On Inhuman Bondage
Davis, David Brion. Inhuman Bondage: The Rise and Fall of Slavery in the New World. Blackstone, 2007. eBook.
This is the gold standard for historical writing on slavery in the Americas between 1500 and 1800. While the book theoretically ends with 1888—the abolition of slavery in Brazil—the period after 1800 is almost entirely about the United States, with only a short epilogue given to the case of Cuba and Brazil.
The book starts with what we might call the “pre-history” of slavery, with some basic historical points as slavery as a human institution—anecdotes about Babylon, pre-Columbian Brazil, Rome, and the Arab slave trade before diving in to the foundations of slavery in the Americas, its development, and eventual collapse in the North Atlantic. The main takeaway from the early chapters is that slavery in the Americas (not only the United States) was a uniquely brutal institution—while no words would be enough to criticize how dehumanizing earlier forms of slavery were, they still did not reach that scale of New World slavery.
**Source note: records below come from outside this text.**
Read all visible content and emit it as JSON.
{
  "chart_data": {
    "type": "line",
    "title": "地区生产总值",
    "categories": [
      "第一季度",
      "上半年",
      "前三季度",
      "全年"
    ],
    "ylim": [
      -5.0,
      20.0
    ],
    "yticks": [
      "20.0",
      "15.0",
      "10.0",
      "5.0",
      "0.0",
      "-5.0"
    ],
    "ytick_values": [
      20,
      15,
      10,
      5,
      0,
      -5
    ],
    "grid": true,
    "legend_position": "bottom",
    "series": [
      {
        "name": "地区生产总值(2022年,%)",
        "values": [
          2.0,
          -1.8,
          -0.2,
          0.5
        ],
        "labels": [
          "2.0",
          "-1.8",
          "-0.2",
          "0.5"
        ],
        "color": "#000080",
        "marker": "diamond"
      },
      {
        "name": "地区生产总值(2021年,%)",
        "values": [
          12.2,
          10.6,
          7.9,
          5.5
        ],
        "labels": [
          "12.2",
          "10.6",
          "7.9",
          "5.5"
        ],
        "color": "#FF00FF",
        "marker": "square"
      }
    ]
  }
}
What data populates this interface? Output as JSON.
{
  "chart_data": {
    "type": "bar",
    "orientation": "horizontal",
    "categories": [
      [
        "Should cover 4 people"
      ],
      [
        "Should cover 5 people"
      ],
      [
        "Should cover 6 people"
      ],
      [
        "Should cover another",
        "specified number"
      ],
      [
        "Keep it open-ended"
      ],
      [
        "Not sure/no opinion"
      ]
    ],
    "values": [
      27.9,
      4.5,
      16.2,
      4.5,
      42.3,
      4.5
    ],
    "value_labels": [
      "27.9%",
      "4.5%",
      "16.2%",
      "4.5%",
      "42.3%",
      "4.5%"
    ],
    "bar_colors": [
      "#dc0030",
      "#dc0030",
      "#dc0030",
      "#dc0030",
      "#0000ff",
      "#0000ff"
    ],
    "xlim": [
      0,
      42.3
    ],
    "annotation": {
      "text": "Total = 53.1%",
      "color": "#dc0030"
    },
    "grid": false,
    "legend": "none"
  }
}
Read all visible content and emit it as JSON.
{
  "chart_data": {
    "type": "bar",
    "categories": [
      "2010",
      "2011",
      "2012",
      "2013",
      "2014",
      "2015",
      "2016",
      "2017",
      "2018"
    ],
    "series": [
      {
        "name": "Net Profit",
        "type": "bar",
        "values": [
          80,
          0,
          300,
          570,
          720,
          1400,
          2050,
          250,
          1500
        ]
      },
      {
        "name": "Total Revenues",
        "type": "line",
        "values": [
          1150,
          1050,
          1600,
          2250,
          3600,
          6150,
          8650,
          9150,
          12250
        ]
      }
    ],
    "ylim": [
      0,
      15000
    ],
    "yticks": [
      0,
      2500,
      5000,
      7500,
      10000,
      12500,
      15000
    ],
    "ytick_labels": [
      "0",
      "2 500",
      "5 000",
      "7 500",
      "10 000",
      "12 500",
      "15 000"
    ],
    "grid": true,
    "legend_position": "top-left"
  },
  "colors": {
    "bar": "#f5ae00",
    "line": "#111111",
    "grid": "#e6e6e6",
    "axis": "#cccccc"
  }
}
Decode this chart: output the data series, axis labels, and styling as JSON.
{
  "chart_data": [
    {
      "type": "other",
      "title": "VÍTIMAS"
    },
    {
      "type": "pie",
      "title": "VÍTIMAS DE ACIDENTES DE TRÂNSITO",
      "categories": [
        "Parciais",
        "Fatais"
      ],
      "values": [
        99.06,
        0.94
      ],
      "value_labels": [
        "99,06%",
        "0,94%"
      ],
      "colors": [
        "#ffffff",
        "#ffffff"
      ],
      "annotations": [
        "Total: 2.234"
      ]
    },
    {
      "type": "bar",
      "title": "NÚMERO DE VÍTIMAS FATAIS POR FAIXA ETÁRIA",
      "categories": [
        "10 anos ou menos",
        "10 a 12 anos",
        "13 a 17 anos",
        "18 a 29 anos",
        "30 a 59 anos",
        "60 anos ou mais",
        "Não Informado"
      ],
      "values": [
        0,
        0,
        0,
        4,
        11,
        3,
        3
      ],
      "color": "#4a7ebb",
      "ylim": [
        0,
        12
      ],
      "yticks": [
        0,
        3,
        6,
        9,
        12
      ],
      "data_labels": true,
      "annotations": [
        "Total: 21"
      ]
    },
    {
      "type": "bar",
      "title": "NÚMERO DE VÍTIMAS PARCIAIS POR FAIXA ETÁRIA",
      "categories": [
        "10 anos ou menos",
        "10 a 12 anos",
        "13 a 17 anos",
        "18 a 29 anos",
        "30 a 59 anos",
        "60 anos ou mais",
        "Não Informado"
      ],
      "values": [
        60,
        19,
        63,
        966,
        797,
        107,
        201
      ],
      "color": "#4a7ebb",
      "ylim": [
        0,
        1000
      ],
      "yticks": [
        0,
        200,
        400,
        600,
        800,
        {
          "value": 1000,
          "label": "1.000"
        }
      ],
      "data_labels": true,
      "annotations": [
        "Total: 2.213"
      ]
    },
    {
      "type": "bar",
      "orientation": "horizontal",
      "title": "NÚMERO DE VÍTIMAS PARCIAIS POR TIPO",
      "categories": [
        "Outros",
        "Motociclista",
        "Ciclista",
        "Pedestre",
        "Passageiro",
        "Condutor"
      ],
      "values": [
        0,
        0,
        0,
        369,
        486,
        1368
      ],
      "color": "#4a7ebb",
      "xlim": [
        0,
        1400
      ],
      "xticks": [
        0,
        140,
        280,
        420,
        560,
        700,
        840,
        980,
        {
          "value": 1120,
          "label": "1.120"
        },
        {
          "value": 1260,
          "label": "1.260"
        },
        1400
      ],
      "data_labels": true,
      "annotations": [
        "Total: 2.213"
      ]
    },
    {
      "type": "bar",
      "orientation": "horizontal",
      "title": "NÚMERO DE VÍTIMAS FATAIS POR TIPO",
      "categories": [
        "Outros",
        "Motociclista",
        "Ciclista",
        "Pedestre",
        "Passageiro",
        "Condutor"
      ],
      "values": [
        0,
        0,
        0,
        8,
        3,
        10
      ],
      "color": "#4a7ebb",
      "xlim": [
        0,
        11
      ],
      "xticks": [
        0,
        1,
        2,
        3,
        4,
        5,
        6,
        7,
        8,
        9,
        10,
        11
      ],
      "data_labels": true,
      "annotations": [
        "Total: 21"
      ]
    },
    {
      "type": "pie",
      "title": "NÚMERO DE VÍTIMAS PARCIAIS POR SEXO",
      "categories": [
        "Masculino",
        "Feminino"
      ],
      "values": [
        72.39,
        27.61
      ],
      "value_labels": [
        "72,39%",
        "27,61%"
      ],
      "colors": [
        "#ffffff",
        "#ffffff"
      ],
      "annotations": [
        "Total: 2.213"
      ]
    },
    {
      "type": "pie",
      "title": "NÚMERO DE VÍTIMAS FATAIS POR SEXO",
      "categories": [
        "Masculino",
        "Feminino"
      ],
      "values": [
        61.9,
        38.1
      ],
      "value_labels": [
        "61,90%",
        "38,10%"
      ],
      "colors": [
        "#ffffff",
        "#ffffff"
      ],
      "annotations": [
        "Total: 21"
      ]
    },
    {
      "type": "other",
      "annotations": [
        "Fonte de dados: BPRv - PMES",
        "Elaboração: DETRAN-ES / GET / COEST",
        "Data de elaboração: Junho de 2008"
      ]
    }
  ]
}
The middle chapters take a nearly comparative look at the institution of black, racial slavery and its effects on the Atlantic economy. I found this interesting, because it problematizes some of the other works that I find so significant. For instance, Edmund Morgan’s American Slavery, American Freedom and T. H. Breen and Stephen Innes’s Myne Owne Ground: Race and Freedom on Virginia’s Eastern Shore, 1640-1676 both point to Bacon’s Rebellion as the starting point of racial slavery in the United States, and Davis makes the point that they’re right that black people in North America were indeed treated as equal subjects of the British crown, but the racialization of slavery was not exclusive to North America, and different factors must be understood in order to account for these disparities. These factors include:
Support for slavery in Christian and classical literature
The preference for black slaves by medieval Arabs, who found Africans to be “suited for the most degrading forms of work”
Racial interpretations of the “Curse of Ham,” which was transmitted by Moors in Iberia to Christians there (often associated with Jews but also Africans)
Extension of the classical European “great chain of being” to “races” of humans as well as the rest of the natural world.
The remainder of the book reads like many other studies of African slavery in the United States, of which I tend to favor Ira Berlin’s work (as he shows slavery in motion), see Many Thousands Gone: The First Two Centuries of Slavery in North America and Generations of Captivity: A History of African-American Slaves.
The greatest strength of this book is contextualizing the history of North American framework, especially geographically within the Western Hemisphere, but there is some great historicization as well. This is a must-read.